On today's visit, LPA Yee interviewed David Abramyan to see if there has been any changes with the four residents in care and was advised that there has been no changes in any of the residents' condition. Medications were observed in a locked cupboard, food supply was reviewed and was sufficient for the four residents, however the facility did not have any emergency drinking water during the visit. Per David, water will be picked up later today. A tour of the 3 resident rooms was also conducted to observe the residents. Residents were observed in their beds watching television or sleeping. Visually they were all observed to be alert and doing well. During the visit, Resident #3's shower person from the hospice agency arrived to provide bathing services but the resident refused to be bathed. Resident #2's family also visited during today's visit.

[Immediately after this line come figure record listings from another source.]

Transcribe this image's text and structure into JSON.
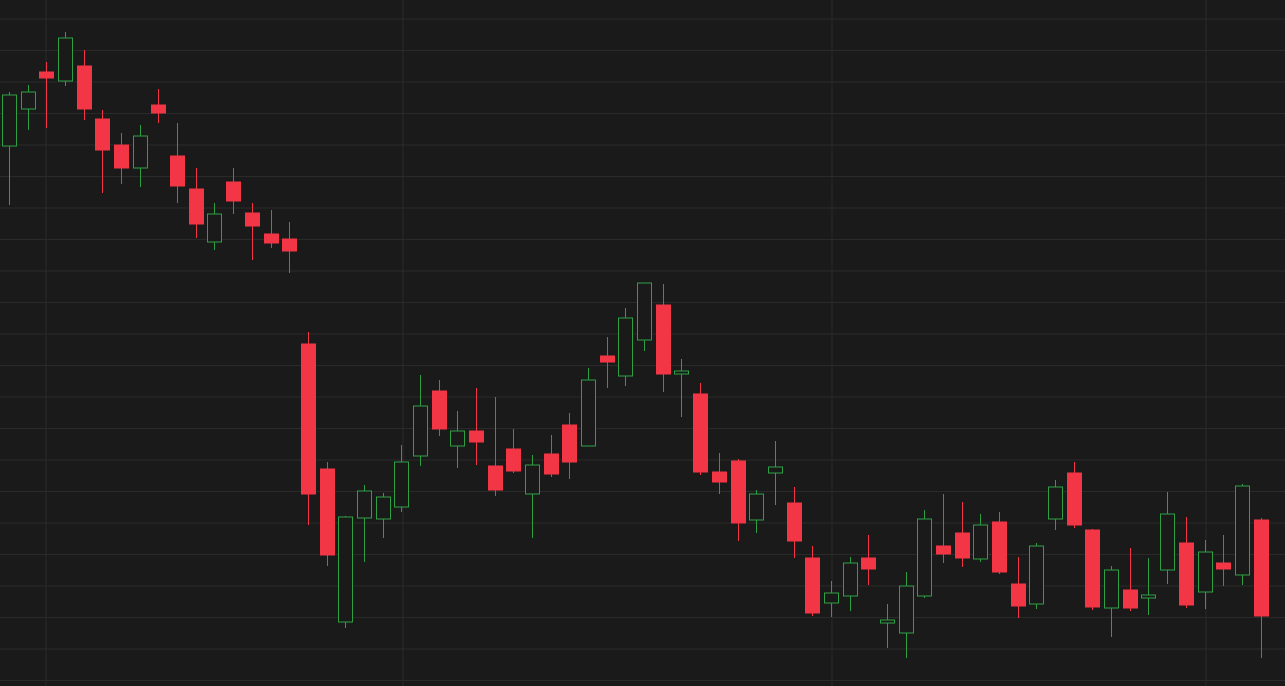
{
  "chart_data": {
    "type": "candlestick",
    "open": [
      540,
      577,
      614,
      605,
      620,
      567,
      541,
      518,
      581,
      530,
      497,
      444,
      504,
      473,
      452,
      447,
      342,
      217,
      64,
      168,
      167,
      179,
      230,
      295,
      240,
      255,
      220,
      237,
      192,
      232,
      261,
      240,
      330,
      310,
      346,
      381,
      312,
      292,
      214,
      225,
      166,
      213,
      183,
      128,
      83,
      90,
      128,
      63,
      53,
      90,
      140,
      153,
      127,
      164,
      102,
      82,
      167,
      213,
      156,
      78,
      96,
      88,
      116,
      143,
      94,
      123,
      111,
      166
    ],
    "high": [
      594,
      601,
      624,
      654,
      636,
      576,
      553,
      561,
      597,
      563,
      518,
      483,
      518,
      483,
      476,
      464,
      354,
      224,
      170,
      201,
      193,
      241,
      311,
      306,
      275,
      298,
      289,
      257,
      231,
      251,
      273,
      318,
      349,
      378,
      403,
      402,
      327,
      303,
      233,
      227,
      196,
      245,
      199,
      140,
      105,
      129,
      151,
      82,
      114,
      176,
      192,
      184,
      172,
      174,
      129,
      143,
      206,
      224,
      157,
      120,
      138,
      128,
      194,
      169,
      146,
      151,
      202,
      168
    ],
    "low": [
      481,
      556,
      558,
      600,
      566,
      493,
      502,
      499,
      563,
      483,
      448,
      436,
      472,
      426,
      438,
      413,
      161,
      120,
      58,
      124,
      148,
      174,
      220,
      250,
      218,
      221,
      190,
      213,
      148,
      209,
      207,
      240,
      298,
      300,
      335,
      294,
      269,
      211,
      192,
      145,
      153,
      181,
      128,
      70,
      69,
      75,
      101,
      38,
      28,
      88,
      123,
      119,
      124,
      112,
      68,
      77,
      156,
      158,
      76,
      49,
      75,
      71,
      102,
      78,
      77,
      100,
      101,
      28
    ],
    "close": [
      591,
      594,
      608,
      648,
      577,
      536,
      518,
      550,
      573,
      500,
      462,
      472,
      485,
      460,
      443,
      435,
      192,
      131,
      169,
      195,
      189,
      224,
      280,
      257,
      255,
      244,
      196,
      215,
      221,
      212,
      224,
      306,
      324,
      368,
      403,
      312,
      315,
      214,
      204,
      163,
      192,
      219,
      145,
      73,
      93,
      123,
      117,
      66,
      100,
      167,
      132,
      128,
      161,
      114,
      80,
      140,
      199,
      161,
      79,
      116,
      78,
      91,
      172,
      81,
      134,
      117,
      200,
      70
    ],
    "ylim": [
      0,
      686
    ],
    "up_color": "#2ea043",
    "down_color": "#f23645",
    "grid": true
  }
}
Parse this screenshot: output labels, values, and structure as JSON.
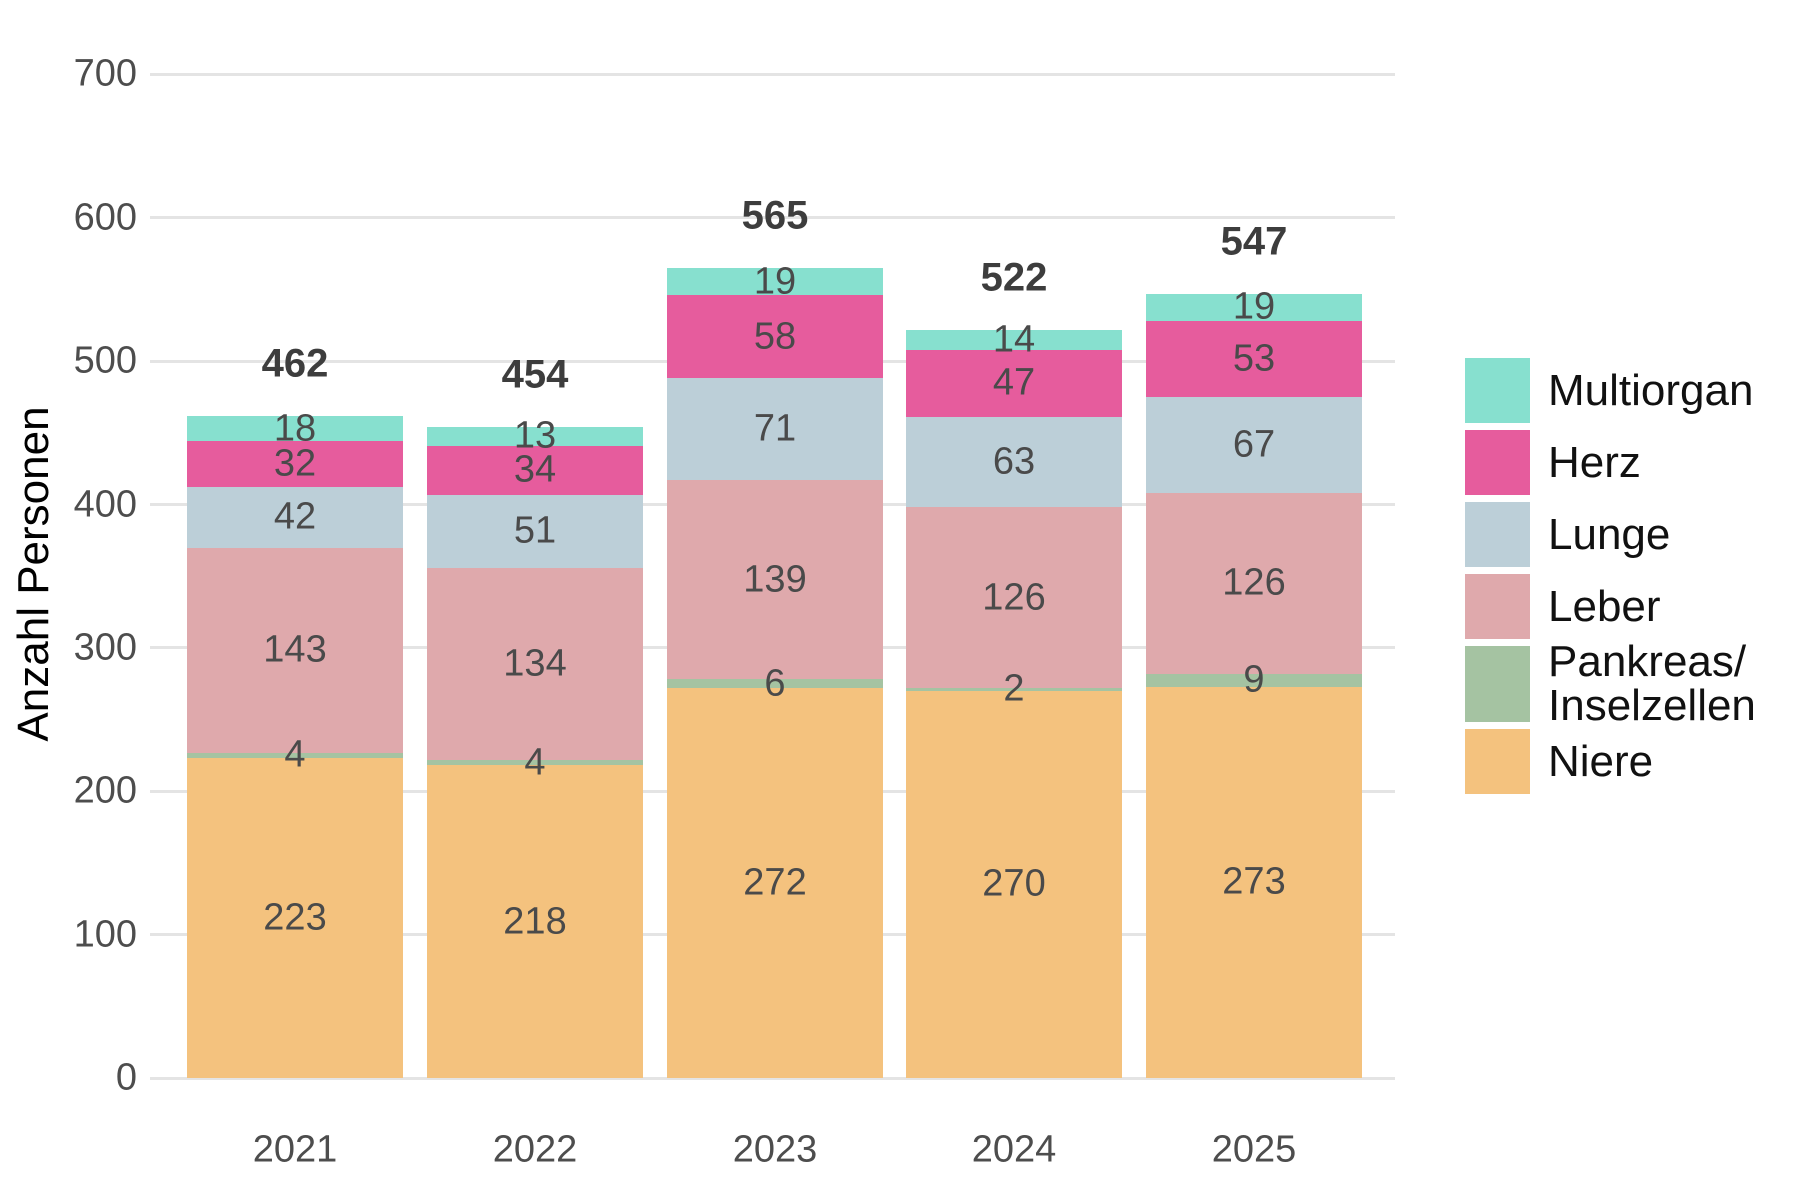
{
  "chart_data": {
    "type": "bar",
    "stacked": true,
    "title": "",
    "xlabel": "",
    "ylabel": "Anzahl Personen",
    "categories": [
      "2021",
      "2022",
      "2023",
      "2024",
      "2025"
    ],
    "series": [
      {
        "name": "Niere",
        "color": "#F4C27E",
        "values": [
          223,
          218,
          272,
          270,
          273
        ]
      },
      {
        "name": "Pankreas/Inselzellen",
        "color": "#A5C3A2",
        "values": [
          4,
          4,
          6,
          2,
          9
        ]
      },
      {
        "name": "Leber",
        "color": "#DFA9AC",
        "values": [
          143,
          134,
          139,
          126,
          126
        ]
      },
      {
        "name": "Lunge",
        "color": "#BCCFD8",
        "values": [
          42,
          51,
          71,
          63,
          67
        ]
      },
      {
        "name": "Herz",
        "color": "#E65C9D",
        "values": [
          32,
          34,
          58,
          47,
          53
        ]
      },
      {
        "name": "Multiorgan",
        "color": "#87E0CF",
        "values": [
          18,
          13,
          19,
          14,
          19
        ]
      }
    ],
    "totals": [
      462,
      454,
      565,
      522,
      547
    ],
    "y_ticks": [
      0,
      100,
      200,
      300,
      400,
      500,
      600,
      700
    ],
    "ylim": [
      0,
      700
    ],
    "grid": true,
    "legend_position": "right",
    "legend": [
      {
        "series": "Multiorgan",
        "lines": [
          "Multiorgan"
        ]
      },
      {
        "series": "Herz",
        "lines": [
          "Herz"
        ]
      },
      {
        "series": "Lunge",
        "lines": [
          "Lunge"
        ]
      },
      {
        "series": "Leber",
        "lines": [
          "Leber"
        ]
      },
      {
        "series": "Pankreas/Inselzellen",
        "lines": [
          "Pankreas/",
          "Inselzellen"
        ]
      },
      {
        "series": "Niere",
        "lines": [
          "Niere"
        ]
      }
    ]
  }
}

Utilities were observed in use during the visit. Overall, the facility was clean and no visually obvious safety issues were noted.

Exit interview was conducted.
SUPERVISOR'S NAME: Kristin HeffernanTELEPHONE: (818) 596-4493
LICENSING EVALUATOR NAME: Christine YeeTELEPHONE: (747) 230-3890
LICENSING EVALUATOR SIGNATURE:
DATE: 04/04/2024
I acknowledge receipt of this form and understand my licensing appeal rights as explained and received.
FACILITY REPRESENTATIVE SIGNATURE:
DATE: 04/04/2024
This report must be available at Child Care and Group Home facilities for public review for 3 years.